Thursday, July 07, 2005

Wolves in Shepards clothing

One of the great tradgedies of the catholic church entering the twenty first century was it handling (if you can call it that) of the priest child molestation accusations. High ranking individuals such as Cardinal Mahoney, Archbishop of Los Angeles, protected priest who had performed criminal sexual acts against children. Why Mr. Mahoney is not behind bars, or has not been removed from his position speaks volumns about the church's moral hyprocracy whithin its own walls. These priest have blasphemed Christ and poisoned the Gospel with their revolting, inexcusable behavior. Rather than a millstone around their miserable necks, the church maintained these vile shepards with the sheep, closed their eyes, and pretended the shepards were not wolves.

The Church's record on defending the unborn is spotless, but their record on protecting those born has been severely blighted. Though the percentage of priest who committed these acts is few, it is the response of the Church as a whole that is the real scandal. Protecting weak and miserable men is not the first priority of God's people. This is so painfully obvious that is seems ridiculous to have to point out. The catholic leadership is led by highly educated and intelligent men, so ignorance is not the problem. There was no good reason to sweep these evil men under the rug. These "priest" should have been turned over to the authorities immediately, stripped of their vocations, and denounced before the entire world. Catholic's should have marched in the street and demanded the just punishment of these religious criminals.

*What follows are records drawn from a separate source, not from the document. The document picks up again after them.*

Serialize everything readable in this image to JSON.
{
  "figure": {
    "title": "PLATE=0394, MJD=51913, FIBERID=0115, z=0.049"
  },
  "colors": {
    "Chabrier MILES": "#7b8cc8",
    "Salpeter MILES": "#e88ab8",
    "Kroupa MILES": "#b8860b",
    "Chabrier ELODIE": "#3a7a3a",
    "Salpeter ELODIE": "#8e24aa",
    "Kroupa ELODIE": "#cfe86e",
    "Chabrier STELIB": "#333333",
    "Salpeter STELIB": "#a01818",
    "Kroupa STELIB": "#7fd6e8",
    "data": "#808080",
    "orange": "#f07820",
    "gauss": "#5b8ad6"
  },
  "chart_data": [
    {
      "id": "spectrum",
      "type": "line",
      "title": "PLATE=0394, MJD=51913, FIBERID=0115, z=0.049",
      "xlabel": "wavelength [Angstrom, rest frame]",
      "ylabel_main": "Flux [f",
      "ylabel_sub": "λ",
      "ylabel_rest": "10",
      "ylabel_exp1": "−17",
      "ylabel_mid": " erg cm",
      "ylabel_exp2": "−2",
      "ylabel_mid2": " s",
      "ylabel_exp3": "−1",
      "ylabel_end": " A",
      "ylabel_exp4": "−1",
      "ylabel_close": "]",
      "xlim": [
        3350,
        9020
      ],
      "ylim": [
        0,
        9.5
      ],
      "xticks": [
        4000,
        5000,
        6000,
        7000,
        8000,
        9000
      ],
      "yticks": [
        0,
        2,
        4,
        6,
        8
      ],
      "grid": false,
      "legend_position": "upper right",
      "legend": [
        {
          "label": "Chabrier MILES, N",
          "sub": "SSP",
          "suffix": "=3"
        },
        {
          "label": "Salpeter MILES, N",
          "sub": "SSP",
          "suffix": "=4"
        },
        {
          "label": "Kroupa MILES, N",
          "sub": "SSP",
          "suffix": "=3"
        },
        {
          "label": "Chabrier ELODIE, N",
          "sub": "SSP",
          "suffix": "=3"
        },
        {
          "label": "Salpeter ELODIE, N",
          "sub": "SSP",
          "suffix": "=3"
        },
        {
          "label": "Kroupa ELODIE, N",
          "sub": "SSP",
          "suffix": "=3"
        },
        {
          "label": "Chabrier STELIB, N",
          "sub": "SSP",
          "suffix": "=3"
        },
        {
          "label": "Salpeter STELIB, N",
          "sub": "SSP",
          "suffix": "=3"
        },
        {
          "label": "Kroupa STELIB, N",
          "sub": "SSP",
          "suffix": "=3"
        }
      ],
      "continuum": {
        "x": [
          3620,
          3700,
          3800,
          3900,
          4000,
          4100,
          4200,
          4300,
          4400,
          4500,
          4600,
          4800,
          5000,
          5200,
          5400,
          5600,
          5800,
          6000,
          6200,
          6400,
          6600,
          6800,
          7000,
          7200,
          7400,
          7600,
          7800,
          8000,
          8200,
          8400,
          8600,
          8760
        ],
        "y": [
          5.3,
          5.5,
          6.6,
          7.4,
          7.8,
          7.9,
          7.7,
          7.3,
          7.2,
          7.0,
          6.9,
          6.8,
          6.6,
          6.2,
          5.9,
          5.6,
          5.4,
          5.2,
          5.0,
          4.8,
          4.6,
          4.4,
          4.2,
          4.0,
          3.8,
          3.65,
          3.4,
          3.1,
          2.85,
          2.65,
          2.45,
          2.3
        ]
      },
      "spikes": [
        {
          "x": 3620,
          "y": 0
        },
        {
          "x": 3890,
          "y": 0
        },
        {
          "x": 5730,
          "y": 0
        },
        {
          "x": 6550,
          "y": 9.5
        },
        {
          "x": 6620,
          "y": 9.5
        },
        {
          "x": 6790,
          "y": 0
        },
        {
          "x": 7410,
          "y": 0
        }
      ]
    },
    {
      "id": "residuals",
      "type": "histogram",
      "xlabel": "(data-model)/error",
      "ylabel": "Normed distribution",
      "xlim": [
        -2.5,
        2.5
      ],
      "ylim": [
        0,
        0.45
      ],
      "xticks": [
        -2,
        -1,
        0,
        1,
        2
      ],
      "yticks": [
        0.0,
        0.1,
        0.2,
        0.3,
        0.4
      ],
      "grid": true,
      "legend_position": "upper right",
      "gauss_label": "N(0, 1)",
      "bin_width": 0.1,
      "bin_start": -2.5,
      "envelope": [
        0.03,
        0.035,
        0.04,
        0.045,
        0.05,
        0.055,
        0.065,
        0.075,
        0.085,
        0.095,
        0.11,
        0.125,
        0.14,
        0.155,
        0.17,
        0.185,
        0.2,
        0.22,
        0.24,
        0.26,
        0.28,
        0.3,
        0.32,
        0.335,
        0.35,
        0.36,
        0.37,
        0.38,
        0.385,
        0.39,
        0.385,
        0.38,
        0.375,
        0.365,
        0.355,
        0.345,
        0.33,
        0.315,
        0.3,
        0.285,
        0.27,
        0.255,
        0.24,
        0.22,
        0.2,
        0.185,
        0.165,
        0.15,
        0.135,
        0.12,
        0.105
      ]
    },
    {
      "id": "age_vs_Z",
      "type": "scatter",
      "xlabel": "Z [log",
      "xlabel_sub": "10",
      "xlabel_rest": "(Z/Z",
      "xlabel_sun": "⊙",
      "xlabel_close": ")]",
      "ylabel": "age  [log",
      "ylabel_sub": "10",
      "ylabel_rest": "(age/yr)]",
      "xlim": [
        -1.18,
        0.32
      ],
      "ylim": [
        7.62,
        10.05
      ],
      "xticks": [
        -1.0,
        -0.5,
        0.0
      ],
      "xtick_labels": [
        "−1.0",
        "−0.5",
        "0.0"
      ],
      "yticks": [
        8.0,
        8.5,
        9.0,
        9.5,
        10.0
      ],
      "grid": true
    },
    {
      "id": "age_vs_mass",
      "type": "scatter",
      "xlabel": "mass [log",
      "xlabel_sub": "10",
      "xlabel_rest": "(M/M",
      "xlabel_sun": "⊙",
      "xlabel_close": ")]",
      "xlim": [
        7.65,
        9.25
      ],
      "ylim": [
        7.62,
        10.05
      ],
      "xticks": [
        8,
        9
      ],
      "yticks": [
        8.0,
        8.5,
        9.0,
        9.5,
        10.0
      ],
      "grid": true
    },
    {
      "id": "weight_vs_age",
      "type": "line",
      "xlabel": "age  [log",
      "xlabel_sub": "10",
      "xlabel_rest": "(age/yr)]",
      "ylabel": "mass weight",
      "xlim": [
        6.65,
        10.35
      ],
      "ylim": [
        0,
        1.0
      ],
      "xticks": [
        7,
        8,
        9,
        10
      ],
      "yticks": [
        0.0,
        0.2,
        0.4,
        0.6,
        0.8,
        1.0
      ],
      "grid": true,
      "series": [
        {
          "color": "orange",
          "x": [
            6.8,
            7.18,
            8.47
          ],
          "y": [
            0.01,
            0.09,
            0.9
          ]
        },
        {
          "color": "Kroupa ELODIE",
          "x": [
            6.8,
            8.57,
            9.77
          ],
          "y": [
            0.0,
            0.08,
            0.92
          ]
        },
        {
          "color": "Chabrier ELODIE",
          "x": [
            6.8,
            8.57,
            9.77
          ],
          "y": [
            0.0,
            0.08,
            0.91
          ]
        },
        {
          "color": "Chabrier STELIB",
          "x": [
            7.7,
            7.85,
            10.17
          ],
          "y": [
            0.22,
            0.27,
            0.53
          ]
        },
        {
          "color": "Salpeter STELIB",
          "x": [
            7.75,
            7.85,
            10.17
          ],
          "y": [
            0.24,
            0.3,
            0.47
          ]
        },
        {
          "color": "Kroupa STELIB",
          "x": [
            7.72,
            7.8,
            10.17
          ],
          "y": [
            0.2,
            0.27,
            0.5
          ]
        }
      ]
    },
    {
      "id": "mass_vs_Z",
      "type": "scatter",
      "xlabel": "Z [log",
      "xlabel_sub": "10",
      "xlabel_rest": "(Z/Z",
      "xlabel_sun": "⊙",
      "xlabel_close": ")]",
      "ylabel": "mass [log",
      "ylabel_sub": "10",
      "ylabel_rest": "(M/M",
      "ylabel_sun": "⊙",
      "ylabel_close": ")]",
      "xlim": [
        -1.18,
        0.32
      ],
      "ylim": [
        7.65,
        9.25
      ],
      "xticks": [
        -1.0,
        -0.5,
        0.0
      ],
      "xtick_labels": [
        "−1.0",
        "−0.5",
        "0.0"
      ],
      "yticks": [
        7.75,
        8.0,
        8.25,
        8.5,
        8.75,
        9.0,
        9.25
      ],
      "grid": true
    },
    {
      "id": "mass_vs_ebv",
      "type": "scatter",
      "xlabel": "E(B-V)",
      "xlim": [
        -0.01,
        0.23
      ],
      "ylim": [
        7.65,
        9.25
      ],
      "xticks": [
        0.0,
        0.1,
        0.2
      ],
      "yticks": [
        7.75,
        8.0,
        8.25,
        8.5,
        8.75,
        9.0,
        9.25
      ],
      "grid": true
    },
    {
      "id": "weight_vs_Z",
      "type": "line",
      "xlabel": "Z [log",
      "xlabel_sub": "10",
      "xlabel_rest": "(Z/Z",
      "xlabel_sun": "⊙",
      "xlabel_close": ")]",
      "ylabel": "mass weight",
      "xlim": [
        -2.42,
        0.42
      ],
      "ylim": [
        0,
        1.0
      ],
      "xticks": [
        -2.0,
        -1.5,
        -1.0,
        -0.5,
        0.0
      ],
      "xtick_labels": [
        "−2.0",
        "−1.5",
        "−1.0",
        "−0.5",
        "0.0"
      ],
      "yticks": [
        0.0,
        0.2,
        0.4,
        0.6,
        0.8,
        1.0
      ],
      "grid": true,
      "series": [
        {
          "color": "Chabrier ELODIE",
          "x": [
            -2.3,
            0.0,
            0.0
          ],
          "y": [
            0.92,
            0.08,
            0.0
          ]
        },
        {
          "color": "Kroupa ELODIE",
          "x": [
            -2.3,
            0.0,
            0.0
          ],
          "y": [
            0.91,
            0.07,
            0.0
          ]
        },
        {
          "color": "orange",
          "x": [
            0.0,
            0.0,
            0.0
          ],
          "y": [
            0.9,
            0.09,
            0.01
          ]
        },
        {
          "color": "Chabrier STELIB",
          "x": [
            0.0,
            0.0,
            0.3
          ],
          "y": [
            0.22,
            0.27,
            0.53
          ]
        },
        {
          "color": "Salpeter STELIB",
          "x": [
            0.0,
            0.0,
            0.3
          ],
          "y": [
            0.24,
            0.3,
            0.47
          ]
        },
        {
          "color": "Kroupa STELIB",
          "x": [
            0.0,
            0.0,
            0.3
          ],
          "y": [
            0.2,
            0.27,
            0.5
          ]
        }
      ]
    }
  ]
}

The Church is God's salt and light in the world. We are to preserve good and expose evil. The bearers of God's truth in Christ cannot afford to blindly sit by as vile imposters darken the way to the cross. Pope Benedict XVI is taking relativism to task, and is leading the church into a confrontation with secularism. I am not catholic but I will join with this pope to defend the idea of spiritual and moral absolutes, but if we are to be credible and succeed, we can not treat evil in the midst of Christianity as though we were our own irreligious enemy.